Refuser d’être un numéro, un membre d’un troupeau, cela commence au magasin d’habits du Faubourg Saint-Antoine, quand la vendeuse goguenarde, qui vous a donné un numéro de métal « 2 » pour indiquer vous avez pénétré dans la zone d’essayage avec deux articles en vente, frappe à la porte : « mesdames, vous n’avez pas le droit d’être deux dans la cabine ». Indiquer à ma mère que je ne prends pas les chandails et sortir sur le champ du magasin.
Cela continue au Grand Magasin de la rue de Rivoli ou du boulevard Haussmann, où vous faites demi-tour lorsqu’on vous demande à l’entrée d’ouvrir votre sac et votre manteau.

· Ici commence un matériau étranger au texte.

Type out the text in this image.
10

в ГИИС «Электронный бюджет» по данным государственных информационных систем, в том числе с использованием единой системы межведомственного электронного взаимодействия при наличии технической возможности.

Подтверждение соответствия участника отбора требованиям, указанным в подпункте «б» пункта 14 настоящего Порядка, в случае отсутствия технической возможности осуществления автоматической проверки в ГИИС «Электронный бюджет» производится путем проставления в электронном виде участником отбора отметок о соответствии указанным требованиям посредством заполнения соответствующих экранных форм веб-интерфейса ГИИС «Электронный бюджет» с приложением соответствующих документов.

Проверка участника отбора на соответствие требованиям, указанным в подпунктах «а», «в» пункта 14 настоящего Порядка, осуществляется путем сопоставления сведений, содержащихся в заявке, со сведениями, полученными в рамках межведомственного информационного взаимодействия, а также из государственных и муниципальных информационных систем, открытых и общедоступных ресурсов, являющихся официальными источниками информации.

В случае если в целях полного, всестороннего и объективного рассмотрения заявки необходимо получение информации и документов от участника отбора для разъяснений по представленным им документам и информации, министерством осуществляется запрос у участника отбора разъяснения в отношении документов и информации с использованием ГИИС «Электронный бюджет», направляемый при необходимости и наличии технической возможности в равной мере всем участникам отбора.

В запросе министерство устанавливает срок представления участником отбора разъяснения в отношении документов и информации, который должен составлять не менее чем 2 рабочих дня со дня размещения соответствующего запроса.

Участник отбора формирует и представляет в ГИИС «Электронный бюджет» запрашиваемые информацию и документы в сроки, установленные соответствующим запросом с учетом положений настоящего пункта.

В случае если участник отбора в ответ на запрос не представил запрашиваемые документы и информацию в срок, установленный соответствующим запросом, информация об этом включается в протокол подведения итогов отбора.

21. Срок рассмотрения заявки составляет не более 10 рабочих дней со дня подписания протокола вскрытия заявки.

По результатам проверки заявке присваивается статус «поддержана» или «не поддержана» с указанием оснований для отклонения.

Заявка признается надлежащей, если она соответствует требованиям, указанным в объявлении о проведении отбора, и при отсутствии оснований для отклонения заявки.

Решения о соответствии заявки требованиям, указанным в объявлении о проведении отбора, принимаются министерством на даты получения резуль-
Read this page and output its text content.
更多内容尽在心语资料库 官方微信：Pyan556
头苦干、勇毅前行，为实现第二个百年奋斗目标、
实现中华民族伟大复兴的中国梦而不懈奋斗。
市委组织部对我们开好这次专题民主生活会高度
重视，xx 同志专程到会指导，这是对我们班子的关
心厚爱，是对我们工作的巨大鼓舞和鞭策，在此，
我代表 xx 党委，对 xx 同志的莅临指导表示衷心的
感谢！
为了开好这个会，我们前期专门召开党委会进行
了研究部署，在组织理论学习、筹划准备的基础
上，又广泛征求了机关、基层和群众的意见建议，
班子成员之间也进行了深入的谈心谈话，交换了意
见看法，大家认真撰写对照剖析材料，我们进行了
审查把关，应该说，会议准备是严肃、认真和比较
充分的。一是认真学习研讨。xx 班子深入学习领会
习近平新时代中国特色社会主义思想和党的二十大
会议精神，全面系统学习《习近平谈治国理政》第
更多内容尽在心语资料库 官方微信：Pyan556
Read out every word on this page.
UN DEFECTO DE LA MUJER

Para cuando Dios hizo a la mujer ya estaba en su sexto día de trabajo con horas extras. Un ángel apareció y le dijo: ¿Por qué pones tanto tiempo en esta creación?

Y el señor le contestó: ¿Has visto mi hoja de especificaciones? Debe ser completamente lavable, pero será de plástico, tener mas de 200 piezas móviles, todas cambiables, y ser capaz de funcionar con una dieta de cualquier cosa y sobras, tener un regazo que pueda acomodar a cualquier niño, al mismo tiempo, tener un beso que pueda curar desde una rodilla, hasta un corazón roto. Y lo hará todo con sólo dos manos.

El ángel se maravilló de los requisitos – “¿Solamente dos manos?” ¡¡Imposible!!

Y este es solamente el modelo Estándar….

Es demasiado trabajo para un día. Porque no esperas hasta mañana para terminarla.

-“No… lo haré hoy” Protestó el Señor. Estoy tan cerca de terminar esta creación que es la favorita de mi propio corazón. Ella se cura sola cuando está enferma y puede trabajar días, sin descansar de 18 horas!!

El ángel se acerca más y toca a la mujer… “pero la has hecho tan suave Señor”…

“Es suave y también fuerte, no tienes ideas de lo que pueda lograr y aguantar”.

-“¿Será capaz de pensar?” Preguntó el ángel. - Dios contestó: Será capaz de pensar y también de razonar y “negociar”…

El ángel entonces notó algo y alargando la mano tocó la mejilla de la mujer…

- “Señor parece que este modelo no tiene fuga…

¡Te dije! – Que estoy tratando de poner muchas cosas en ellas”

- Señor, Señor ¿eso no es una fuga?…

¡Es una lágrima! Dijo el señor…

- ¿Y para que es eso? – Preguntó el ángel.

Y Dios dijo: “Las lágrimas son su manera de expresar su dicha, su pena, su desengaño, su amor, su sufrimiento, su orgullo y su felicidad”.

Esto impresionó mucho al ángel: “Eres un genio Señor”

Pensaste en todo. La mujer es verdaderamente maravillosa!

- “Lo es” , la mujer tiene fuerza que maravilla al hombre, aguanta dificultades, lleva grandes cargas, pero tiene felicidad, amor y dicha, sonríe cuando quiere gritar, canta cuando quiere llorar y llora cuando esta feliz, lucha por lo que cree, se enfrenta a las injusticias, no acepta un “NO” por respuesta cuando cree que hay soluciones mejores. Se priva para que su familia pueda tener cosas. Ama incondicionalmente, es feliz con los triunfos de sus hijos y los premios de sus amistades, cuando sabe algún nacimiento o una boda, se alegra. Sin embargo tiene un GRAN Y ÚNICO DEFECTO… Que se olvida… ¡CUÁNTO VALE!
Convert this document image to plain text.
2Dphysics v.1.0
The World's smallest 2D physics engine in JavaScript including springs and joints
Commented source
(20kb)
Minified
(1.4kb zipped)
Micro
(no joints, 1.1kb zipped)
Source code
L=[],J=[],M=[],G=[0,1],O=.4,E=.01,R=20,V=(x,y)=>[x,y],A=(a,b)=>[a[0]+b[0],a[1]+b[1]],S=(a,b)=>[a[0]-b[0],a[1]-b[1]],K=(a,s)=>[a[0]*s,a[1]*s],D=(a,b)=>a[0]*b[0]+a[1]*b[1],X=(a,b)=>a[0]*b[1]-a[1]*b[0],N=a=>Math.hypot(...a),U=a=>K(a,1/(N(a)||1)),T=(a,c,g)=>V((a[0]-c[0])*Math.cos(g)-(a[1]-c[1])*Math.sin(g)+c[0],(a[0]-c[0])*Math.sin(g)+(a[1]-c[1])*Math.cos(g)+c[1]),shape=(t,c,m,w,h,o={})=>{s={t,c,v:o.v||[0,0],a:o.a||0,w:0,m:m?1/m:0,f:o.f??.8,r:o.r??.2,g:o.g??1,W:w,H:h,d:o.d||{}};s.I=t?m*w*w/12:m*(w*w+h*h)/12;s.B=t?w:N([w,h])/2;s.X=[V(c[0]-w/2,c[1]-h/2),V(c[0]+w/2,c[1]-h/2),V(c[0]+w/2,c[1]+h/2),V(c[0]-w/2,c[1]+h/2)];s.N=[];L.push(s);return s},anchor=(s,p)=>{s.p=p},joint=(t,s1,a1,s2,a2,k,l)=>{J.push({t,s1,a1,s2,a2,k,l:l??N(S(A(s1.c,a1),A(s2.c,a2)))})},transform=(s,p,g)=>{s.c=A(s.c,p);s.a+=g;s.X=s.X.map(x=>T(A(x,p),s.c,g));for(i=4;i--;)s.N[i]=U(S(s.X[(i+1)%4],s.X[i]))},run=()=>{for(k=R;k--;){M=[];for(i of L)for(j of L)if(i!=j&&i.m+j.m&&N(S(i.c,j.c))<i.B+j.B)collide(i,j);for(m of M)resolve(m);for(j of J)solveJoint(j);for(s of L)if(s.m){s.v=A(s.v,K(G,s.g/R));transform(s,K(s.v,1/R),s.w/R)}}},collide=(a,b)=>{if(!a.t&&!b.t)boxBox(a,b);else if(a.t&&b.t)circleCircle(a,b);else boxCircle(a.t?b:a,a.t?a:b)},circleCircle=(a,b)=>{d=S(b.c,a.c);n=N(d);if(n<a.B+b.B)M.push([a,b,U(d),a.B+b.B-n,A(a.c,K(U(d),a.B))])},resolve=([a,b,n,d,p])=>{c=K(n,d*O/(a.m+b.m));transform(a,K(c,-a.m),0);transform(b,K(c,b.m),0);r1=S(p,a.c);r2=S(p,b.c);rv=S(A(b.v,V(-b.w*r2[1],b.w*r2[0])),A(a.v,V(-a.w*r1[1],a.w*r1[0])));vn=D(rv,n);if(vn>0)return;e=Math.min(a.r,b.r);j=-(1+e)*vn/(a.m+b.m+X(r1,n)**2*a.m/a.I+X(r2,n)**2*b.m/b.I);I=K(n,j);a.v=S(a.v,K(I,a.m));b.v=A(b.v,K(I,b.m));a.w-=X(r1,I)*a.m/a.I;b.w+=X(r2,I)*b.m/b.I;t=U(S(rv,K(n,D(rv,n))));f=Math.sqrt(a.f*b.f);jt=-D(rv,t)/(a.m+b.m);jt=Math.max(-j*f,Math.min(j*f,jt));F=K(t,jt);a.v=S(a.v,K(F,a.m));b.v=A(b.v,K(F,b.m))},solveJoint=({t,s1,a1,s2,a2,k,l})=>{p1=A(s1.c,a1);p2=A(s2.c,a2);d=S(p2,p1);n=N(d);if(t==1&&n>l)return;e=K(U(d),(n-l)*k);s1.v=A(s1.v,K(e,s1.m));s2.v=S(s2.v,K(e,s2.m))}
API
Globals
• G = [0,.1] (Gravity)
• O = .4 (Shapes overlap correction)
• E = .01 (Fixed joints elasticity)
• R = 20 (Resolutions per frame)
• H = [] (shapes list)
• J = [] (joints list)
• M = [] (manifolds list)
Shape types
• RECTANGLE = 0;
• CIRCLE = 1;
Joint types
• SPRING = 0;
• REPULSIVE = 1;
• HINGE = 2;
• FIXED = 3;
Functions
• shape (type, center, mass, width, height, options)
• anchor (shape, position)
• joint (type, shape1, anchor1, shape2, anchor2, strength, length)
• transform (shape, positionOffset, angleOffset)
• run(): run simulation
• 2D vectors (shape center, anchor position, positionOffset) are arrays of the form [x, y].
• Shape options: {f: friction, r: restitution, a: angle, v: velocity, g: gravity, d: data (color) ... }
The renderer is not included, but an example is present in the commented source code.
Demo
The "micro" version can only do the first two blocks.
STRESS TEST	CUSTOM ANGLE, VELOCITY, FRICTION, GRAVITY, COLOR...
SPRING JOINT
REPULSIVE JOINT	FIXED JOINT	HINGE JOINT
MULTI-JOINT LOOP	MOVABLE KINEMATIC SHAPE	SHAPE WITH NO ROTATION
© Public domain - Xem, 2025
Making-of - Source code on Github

Cela se poursuit lorsque vous refusez la promotion alléchante de la SNCF qui vous enjoint à acheter votre billet entre telle heure et telle heure pour bénéficier d’un rabais, ainsi vous affirmez votre désir d’un « juste prix ».
Il faut encore renoncer à regarder une vidéo si une publicité s’impose au commencement.
Tous ces renoncements aboutissent à une vie aride. Ils peuvent apparaître comme des caprices de mauvais coucheur. Ils forment la trame quotidienne d’une affirmation du statut de personne libre, digne de respect et de confiance.
Voter avec les pieds (détourner les talons quand on veut vous fouiller), voter avec l’argent (payer des objets dont on approuve le processus de fabrication), voter avec l’esprit, en opérant des choix qui ne suivent pas les règles que tout un chacun adopte par convention – voir tel film, se mettre en couple, détester tel personnage public -, bien sûr que cela ne sert à rien.
À rien d’autre que de se dire à soi-même : « tu vis ton aventure humaine parce que tu es libre et que ton cheminement, unique comme ton visage, vaut la peine d’être respecté ».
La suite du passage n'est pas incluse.